Personal information
- Full name: Patrik Hefti
- Date of birth: 19 November 1969 (age 55)
- Place of birth: Liechtenstein
- Position(s): Defender

Senior career*
- Years: Team / Apps / (Gls)
- 1989–2000: FC Vaduz
- 1994–1995: Carolina Dynamo / 24 / (12)
- 2000–2002: FC Schaan

International career
- 1990–2002: Liechtenstein / 33 / (0)

= Patrik Hefti =

Liechtenstein footballer

Patrik Hefti (born 19 November 1969) is a Liechtensteiner former association football defender who played professionally domestically and in the United States. He also earned 33 caps for the Liechtenstein national football team. He is the Head of Trading Business Management with LGT Bank in Singapore. He also used to play amateur football with Swiss FC.

In 1989, Hefti began his professional career with FC Vaduz. In 1994 and 1995, he played for the Carolina Dynamo in the USISL. In 2000, he moved to FC Schaan where he finished his career in 2002.

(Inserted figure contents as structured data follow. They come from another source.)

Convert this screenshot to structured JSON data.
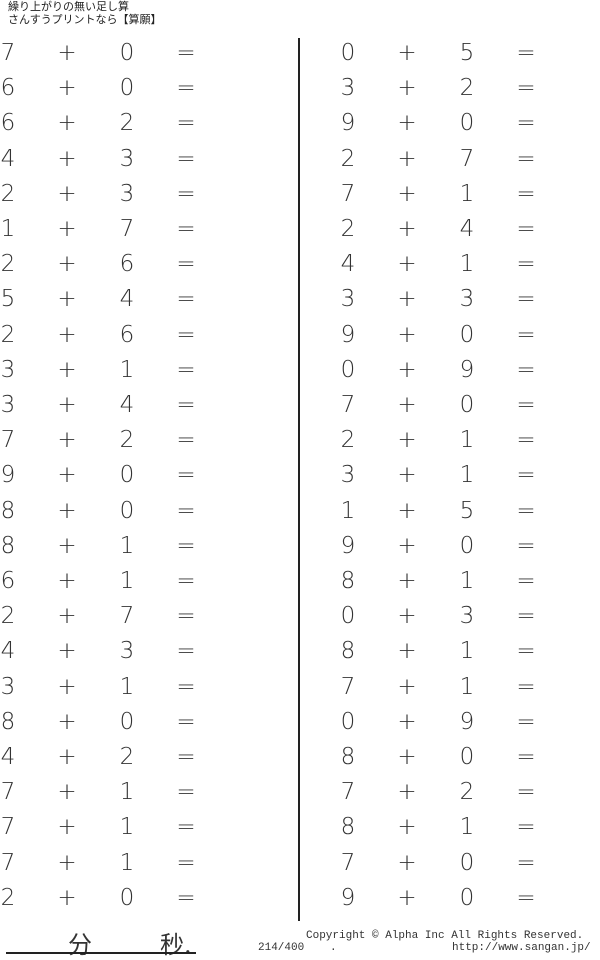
{
  "header": {
    "title": "繰り上がりの無い足し算",
    "subtitle": "さんすうプリントなら【算願】"
  },
  "operator": "+",
  "equals": "=",
  "left_problems": [
    [
      7,
      0
    ],
    [
      6,
      0
    ],
    [
      6,
      2
    ],
    [
      4,
      3
    ],
    [
      2,
      3
    ],
    [
      1,
      7
    ],
    [
      2,
      6
    ],
    [
      5,
      4
    ],
    [
      2,
      6
    ],
    [
      3,
      1
    ],
    [
      3,
      4
    ],
    [
      7,
      2
    ],
    [
      9,
      0
    ],
    [
      8,
      0
    ],
    [
      8,
      1
    ],
    [
      6,
      1
    ],
    [
      2,
      7
    ],
    [
      4,
      3
    ],
    [
      3,
      1
    ],
    [
      8,
      0
    ],
    [
      4,
      2
    ],
    [
      7,
      1
    ],
    [
      7,
      1
    ],
    [
      7,
      1
    ],
    [
      2,
      0
    ]
  ],
  "right_problems": [
    [
      0,
      5
    ],
    [
      3,
      2
    ],
    [
      9,
      0
    ],
    [
      2,
      7
    ],
    [
      7,
      1
    ],
    [
      2,
      4
    ],
    [
      4,
      1
    ],
    [
      3,
      3
    ],
    [
      9,
      0
    ],
    [
      0,
      9
    ],
    [
      7,
      0
    ],
    [
      2,
      1
    ],
    [
      3,
      1
    ],
    [
      1,
      5
    ],
    [
      9,
      0
    ],
    [
      8,
      1
    ],
    [
      0,
      3
    ],
    [
      8,
      1
    ],
    [
      7,
      1
    ],
    [
      0,
      9
    ],
    [
      8,
      0
    ],
    [
      7,
      2
    ],
    [
      8,
      1
    ],
    [
      7,
      0
    ],
    [
      9,
      0
    ]
  ],
  "footer": {
    "minutes_label": "分",
    "seconds_label": "秒.",
    "page": "214/400",
    "dot": ".",
    "copyright": "Copyright ©  Alpha Inc All Rights Reserved.",
    "url": "http://www.sangan.jp/"
  }
}
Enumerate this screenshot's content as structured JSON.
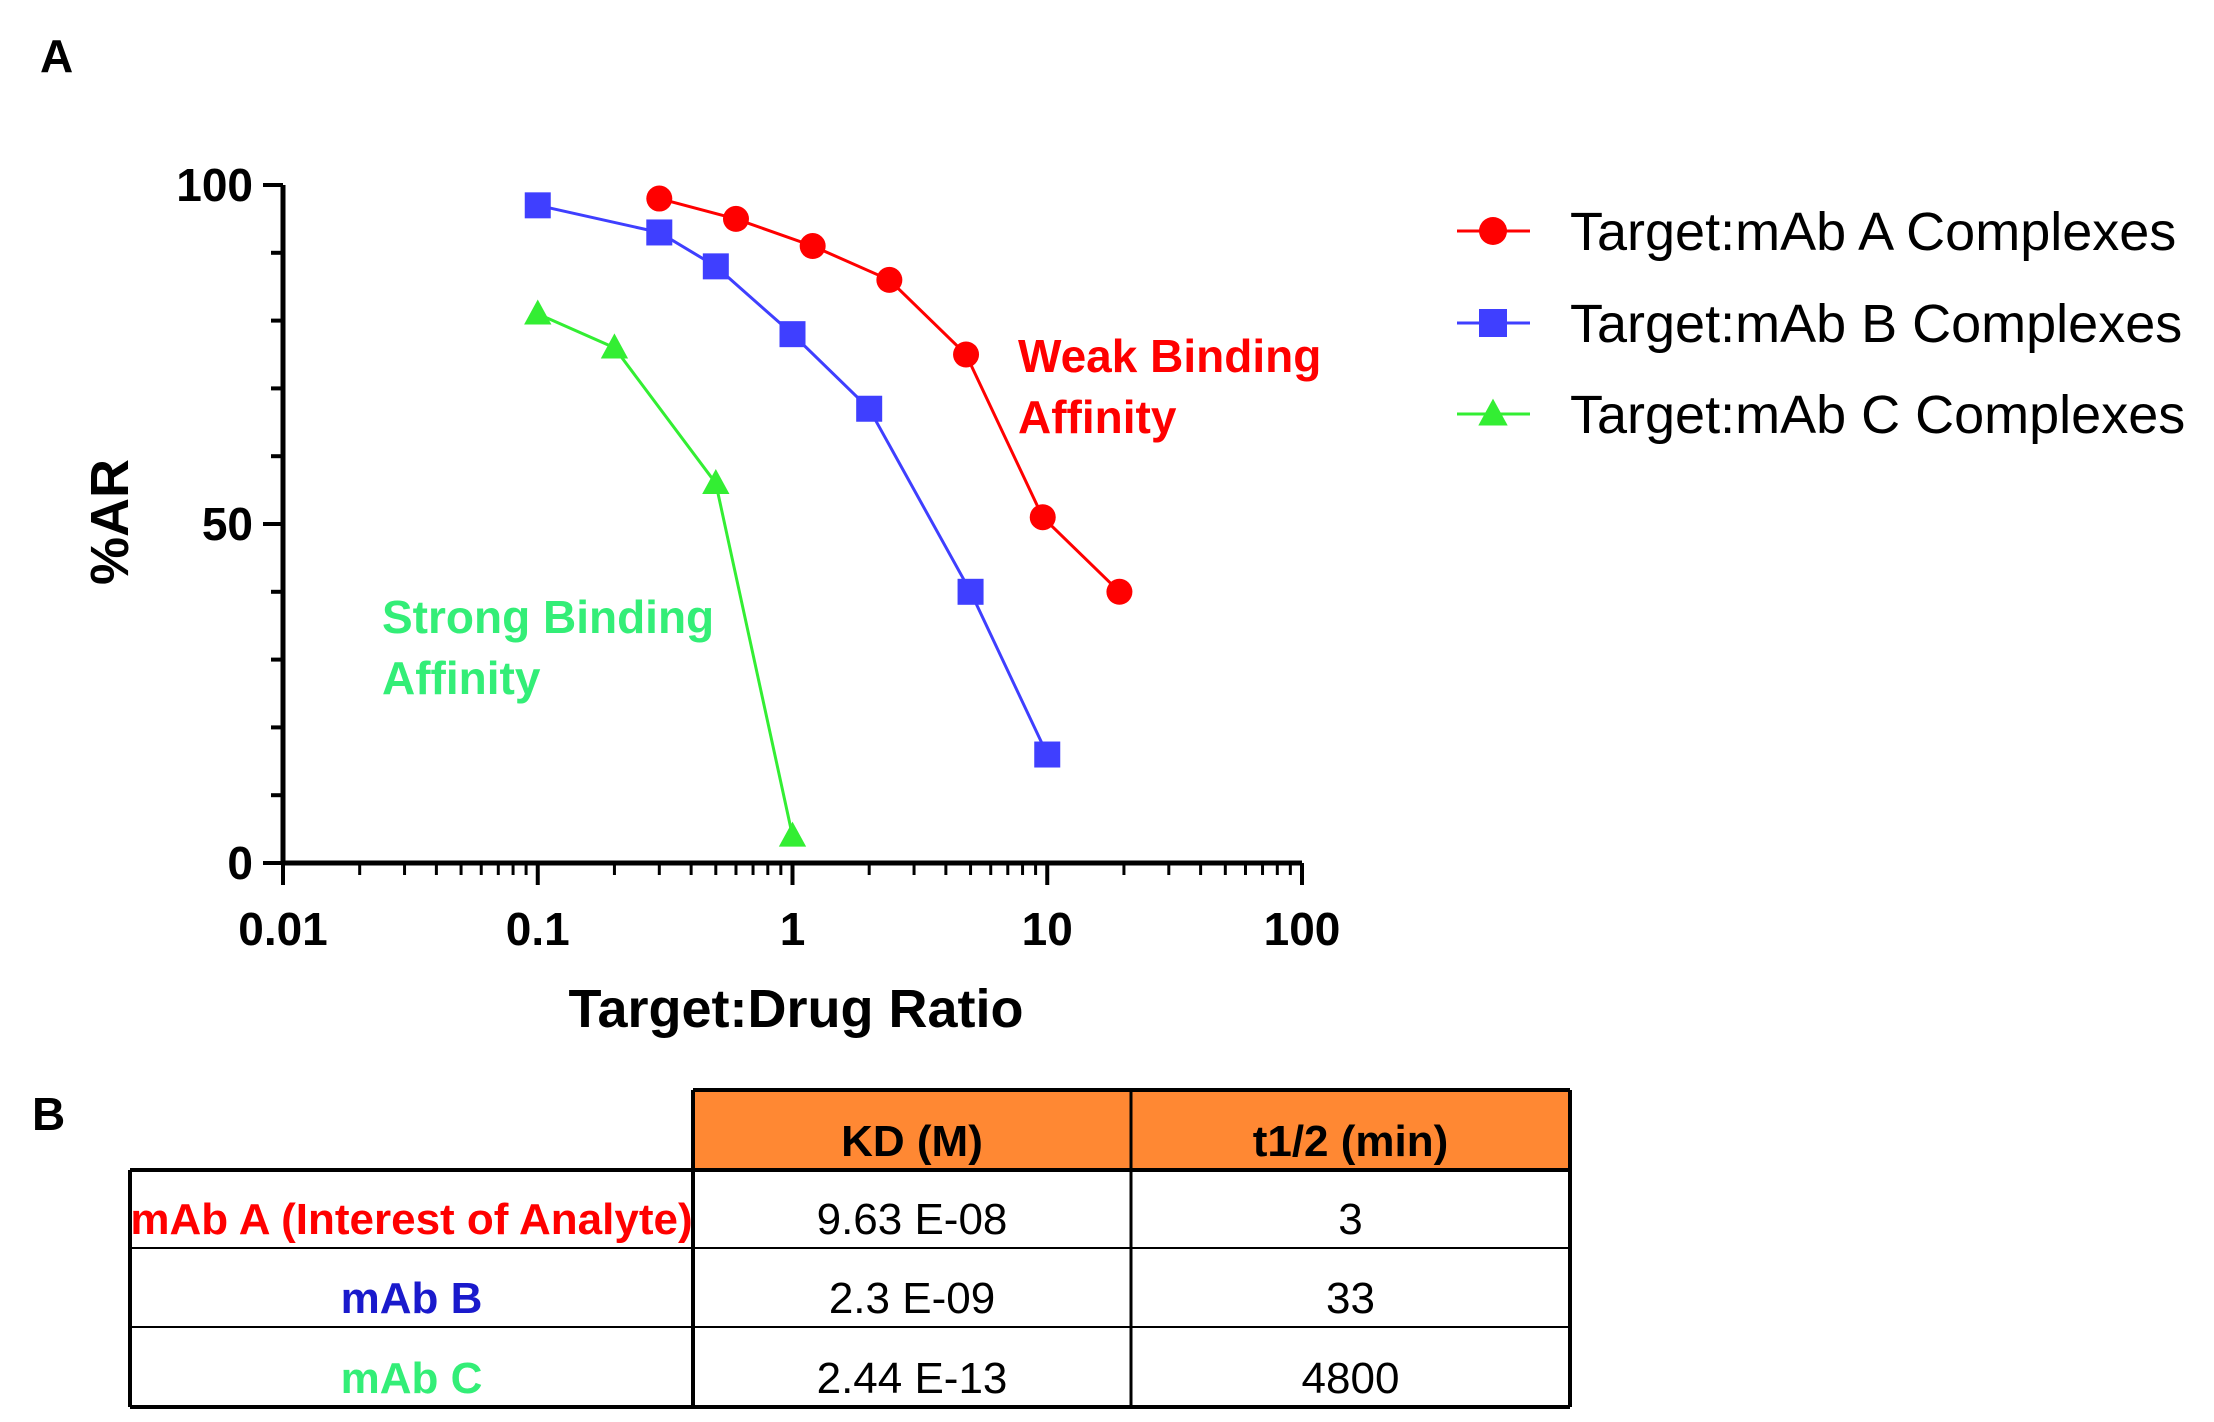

By the time he retired from playing, Hefti had already begun his career in financial services. In 1998, he joined LGT Bank and served as an apprentice with Berufbildungszentrum Buchs in Switzerland from 1998 to 2001. In 2004, he earned a degree in business administration from the Kaderschule St. Gallen and a master's degree in applied finance from Macquarie University in 2007.